Colesville had been a peaceful town until the Gradeys and the Millers fell out. Half the townsfolk seemed to side with one family or the other; there were very few that stayed uninvolved.

There were a lot of them in those two families. Six Gradey brothers, not to mention sons, cousins and nephews. And the wives were all pretty handy with the rifle too. The Millers strength lay in their workforce. They owned the ranches, the bulk of the cattle. Many businesses relied on their trade even if they were not directly employed.

Sheriff Bailey had been seen out of town, bullets aimed at the hooves of his horse to give it extra speed. He’d tried, attempted to bring back some order, but with the entire town involved he’d soon found himself being sent packing. Bryce Coulter, his deputy, was shut inside the jail, just hoping that each day someone would remember to feed him.

If anyone had looked towards the hills that morning they might have seen the silhouette of the stranger. Man and horse stood motionless as they looked towards the town.

He rode along the dusty street, this stranger, at a slow and steady pace. The townsfolk stopped and stared after him – was this the man that would sort out the dispute?

The Stagecoach Bar stood right at the center of town. The stranger drew to a halt outside, dismounted and tied his horse to the rail. The doors of the bar swung open as two men fell through them, fists flying. A woman followed them out on to the street, rifle at the ready, and fired into the air. The men paused for a second, then once sure that neither had taken a bullet, began brawling in the street. Neither the stranger or his horse reacted at all.

The bar was dull and dingy. It was packed with shouting and beer-swilling men and women. Several minor fights were in progress, attracting a few onlookers who all seemed to find it necessary to cheer on one side or the other. The stranger pushed his way through the doors and headed towards the bar.

A hush seemed to fall around him. The fighting paused, the shouting turned to talk. Glasses were raised, beer was swallowed, and everyone watched and waited. What would he say? What would he do? Who was he going to challenge?

It seemed that he noticed no-one.
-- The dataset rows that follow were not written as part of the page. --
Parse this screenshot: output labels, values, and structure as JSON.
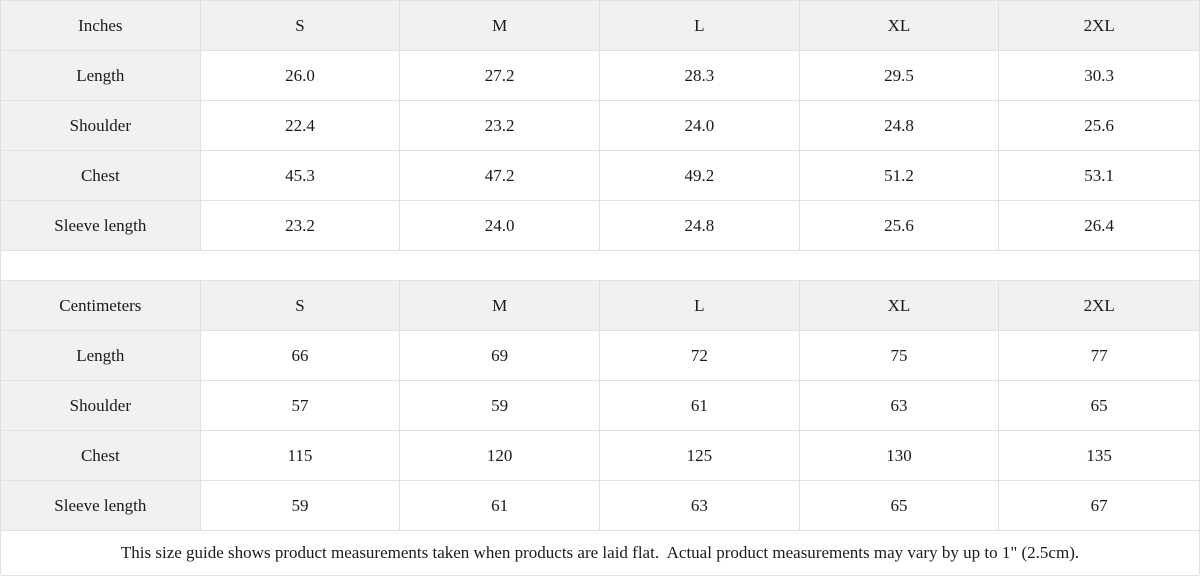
{
  "size_guide": {
    "tables": [
      {
        "unit": "Inches",
        "header": [
          "Inches",
          "S",
          "M",
          "L",
          "XL",
          "2XL"
        ],
        "rows": [
          {
            "label": "Length",
            "values": [
              "26.0",
              "27.2",
              "28.3",
              "29.5",
              "30.3"
            ]
          },
          {
            "label": "Shoulder",
            "values": [
              "22.4",
              "23.2",
              "24.0",
              "24.8",
              "25.6"
            ]
          },
          {
            "label": "Chest",
            "values": [
              "45.3",
              "47.2",
              "49.2",
              "51.2",
              "53.1"
            ]
          },
          {
            "label": "Sleeve length",
            "values": [
              "23.2",
              "24.0",
              "24.8",
              "25.6",
              "26.4"
            ]
          }
        ]
      },
      {
        "unit": "Centimeters",
        "header": [
          "Centimeters",
          "S",
          "M",
          "L",
          "XL",
          "2XL"
        ],
        "rows": [
          {
            "label": "Length",
            "values": [
              "66",
              "69",
              "72",
              "75",
              "77"
            ]
          },
          {
            "label": "Shoulder",
            "values": [
              "57",
              "59",
              "61",
              "63",
              "65"
            ]
          },
          {
            "label": "Chest",
            "values": [
              "115",
              "120",
              "125",
              "130",
              "135"
            ]
          },
          {
            "label": "Sleeve length",
            "values": [
              "59",
              "61",
              "63",
              "65",
              "67"
            ]
          }
        ]
      }
    ],
    "note": "This size guide shows product measurements taken when products are laid flat.  Actual product measurements may vary by up to 1\" (2.5cm).",
    "colors": {
      "header_bg": "#f1f1f1",
      "cell_bg": "#ffffff",
      "border": "#e1e1e1",
      "text": "#1a1a1a"
    }
  }
}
He didn’t look to right, to left, just placed some coins on the counter and drank thirstily from the glass that was put before him. Once finished, he placed the glass back on the counter, turned and walked away.

The bar fell in to total silence as the stranger stopped to light a cigarette. Surely, now was the time for whatever action he was going to take. Hands reached for guns, for rifles; fingers reached for and rested on triggers. The tension was as thick as the smoke that the stranger exhaled into the room.
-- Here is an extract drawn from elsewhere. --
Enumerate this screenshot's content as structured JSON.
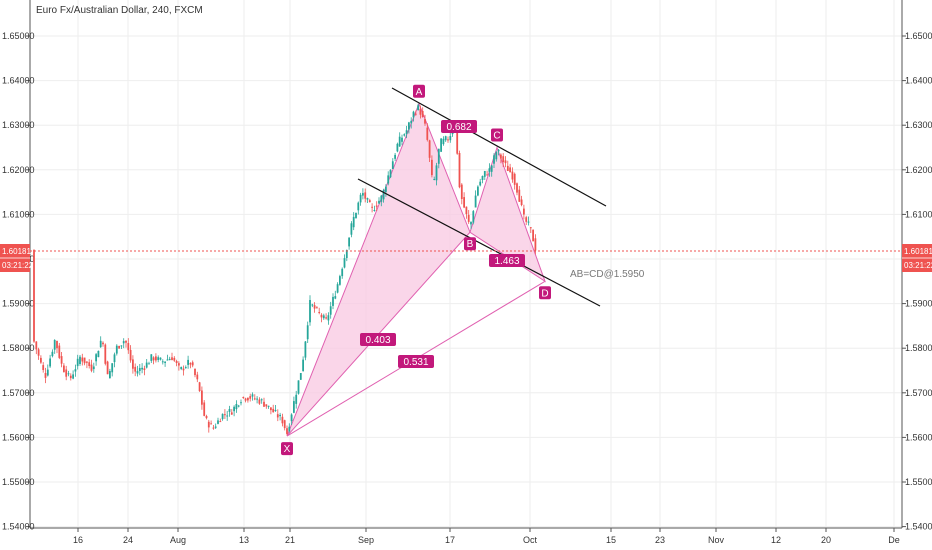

And then he carried on towards the doors, swinging through them and crushing the cigarette beneath the heel of his boot. The stranger untied his horse and had just swung himself up onto his saddle when a woman, scantily clad, followed him through the doors.

Hey, Mister,” she said, “aren’t you here to bring order to this god-forsaken place?”

The stranger looked towards her, gave a slight frown. “Who, me? No, Ma’am. I’m only here for the beer!”

The horse and rider wheeled away and headed out of town. Minutes later, Colesville was back to full-scale feuding, as though it had never even stopped.